22 Sep 3 exercises to improve the efficiency of your running
As it’s half marathon/marathon season we thought it would be useful for people to incorporate some running specific exercises within their training routines for improved running efficiency. So why is running efficiency important? Basically the more efficient you are whilst running, the less energy you will waste through poor technique, also more efficient runners tend to have less overuse/imbalance injuries. This means a faster more energy efficient runner that can regularly reach new PB’s, set new targets and ultimately have more fun.

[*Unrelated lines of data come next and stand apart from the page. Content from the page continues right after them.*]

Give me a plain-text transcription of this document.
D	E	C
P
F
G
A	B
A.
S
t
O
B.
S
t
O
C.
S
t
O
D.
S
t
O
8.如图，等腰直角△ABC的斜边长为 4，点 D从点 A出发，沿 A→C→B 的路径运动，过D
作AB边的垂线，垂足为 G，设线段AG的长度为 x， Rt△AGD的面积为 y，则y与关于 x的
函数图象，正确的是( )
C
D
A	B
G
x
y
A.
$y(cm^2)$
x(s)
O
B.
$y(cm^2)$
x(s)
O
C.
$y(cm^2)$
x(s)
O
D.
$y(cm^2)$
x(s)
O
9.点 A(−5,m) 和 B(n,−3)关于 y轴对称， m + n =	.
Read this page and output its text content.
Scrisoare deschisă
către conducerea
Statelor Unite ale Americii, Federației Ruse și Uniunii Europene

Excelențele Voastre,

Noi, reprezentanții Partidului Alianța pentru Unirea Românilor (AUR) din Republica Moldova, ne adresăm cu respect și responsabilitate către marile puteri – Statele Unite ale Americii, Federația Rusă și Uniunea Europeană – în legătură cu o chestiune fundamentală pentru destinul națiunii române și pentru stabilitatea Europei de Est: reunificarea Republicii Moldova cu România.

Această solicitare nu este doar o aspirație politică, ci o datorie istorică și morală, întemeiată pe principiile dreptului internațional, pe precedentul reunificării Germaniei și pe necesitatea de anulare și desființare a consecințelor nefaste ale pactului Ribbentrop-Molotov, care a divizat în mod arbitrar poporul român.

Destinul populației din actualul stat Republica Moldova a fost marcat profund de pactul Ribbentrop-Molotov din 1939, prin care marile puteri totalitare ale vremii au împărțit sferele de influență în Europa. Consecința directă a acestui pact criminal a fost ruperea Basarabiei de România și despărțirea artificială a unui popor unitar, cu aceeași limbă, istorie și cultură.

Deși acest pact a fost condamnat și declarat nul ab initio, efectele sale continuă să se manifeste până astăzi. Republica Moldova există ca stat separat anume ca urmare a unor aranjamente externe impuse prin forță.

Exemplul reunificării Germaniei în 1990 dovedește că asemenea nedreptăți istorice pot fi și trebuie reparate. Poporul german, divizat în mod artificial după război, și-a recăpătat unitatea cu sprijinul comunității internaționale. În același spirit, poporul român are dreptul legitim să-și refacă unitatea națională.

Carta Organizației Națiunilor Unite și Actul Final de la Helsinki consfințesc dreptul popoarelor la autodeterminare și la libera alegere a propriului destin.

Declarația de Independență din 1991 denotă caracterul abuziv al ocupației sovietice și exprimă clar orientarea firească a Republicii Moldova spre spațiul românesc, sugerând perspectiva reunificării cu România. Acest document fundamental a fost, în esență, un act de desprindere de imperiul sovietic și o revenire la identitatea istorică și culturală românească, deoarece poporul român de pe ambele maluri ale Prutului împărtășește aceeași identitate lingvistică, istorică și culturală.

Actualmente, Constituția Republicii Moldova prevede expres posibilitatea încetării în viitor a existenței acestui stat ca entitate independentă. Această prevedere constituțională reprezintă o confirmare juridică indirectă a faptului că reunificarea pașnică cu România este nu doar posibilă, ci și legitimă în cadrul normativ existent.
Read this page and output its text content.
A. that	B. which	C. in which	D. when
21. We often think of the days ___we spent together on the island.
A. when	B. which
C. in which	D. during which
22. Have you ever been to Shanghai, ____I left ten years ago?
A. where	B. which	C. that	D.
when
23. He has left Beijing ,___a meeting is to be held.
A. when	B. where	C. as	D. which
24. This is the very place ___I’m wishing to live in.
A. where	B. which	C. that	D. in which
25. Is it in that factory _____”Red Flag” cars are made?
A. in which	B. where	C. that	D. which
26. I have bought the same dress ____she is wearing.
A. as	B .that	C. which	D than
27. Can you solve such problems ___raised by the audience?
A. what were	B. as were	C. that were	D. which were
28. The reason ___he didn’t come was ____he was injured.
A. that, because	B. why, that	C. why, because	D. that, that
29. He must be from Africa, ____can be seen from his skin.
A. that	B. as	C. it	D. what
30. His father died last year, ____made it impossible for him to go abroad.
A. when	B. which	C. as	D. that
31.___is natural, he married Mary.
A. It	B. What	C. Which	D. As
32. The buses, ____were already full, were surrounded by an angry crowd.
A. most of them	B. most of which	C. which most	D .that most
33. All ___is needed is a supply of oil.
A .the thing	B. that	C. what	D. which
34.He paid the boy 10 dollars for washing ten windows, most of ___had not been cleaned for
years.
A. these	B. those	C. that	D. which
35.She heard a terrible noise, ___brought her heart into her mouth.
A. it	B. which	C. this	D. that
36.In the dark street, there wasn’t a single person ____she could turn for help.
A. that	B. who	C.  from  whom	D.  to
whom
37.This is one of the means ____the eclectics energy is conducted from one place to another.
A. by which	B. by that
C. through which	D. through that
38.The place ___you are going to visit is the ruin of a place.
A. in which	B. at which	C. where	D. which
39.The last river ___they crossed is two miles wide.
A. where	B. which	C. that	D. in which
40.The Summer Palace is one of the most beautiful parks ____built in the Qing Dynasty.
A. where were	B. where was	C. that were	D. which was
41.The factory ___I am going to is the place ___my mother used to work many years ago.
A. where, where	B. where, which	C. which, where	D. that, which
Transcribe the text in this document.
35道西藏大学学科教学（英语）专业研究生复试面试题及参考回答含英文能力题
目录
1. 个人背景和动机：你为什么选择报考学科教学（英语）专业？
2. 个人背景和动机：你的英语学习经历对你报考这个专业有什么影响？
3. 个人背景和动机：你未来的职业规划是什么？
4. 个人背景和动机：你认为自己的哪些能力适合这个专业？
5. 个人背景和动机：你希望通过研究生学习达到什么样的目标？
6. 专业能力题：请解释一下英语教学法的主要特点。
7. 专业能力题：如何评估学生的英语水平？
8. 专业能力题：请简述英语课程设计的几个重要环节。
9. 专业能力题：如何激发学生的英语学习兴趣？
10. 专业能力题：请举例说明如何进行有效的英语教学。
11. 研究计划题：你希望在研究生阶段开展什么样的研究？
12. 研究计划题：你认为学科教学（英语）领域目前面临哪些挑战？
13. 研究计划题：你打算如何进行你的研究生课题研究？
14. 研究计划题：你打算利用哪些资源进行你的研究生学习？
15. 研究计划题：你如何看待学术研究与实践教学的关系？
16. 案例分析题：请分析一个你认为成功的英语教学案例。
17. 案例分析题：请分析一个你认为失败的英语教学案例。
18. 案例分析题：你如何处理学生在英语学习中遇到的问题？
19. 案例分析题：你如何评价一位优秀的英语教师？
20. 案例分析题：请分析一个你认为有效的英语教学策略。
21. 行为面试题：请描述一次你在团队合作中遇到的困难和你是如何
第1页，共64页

Here are some running-specific exercises that you can incorporate into your training routine:
- Single leg Romanian deadlift
- Box step ups
- Wobble cushion single leg balance
Single leg Romanian Deadlift
This is a great exercise for strengthening your posterior chain (glute, hamstring, calf) which are the main muscles used during running. Its also great for improving your balance and core, which will strengthen your stability muscles. Add a weight for increased difficulty.
Box Step ups
Box step ups recruit the same muscles in a similar sequence to when you are running. It’s also great for engraining the same movement pattern, that will correspond to improved running-specific muscle activation. This in addition increases efficiency and reduces the likelihood of imbalance injuries occurring. Add a weight for increased difficulty.
Wobble cushion single leg balance
Balance is one of the most important abilities to have not just whilst running but in daily life. Unfortunately though it is also the most under-used training stimulus in the fitness industry. This single leg exercise is amazing for improving the stabilising muscles throughout the foot, ankle, shin, knee, hip & core. This is a key exercise we use for training our runners either to improve their endurance in the lower leg, or as a rehabilitation exercise to get people back on the road after a lower leg injury. Put your hands on your head or close your eyes for increased difficulty.
Try these 3 exercises and incorporate them into your training routine gradually, focusing on form and technique first, then slowly adding more complexity to the movement as you improve.
Good luck and keep enjoying your running!!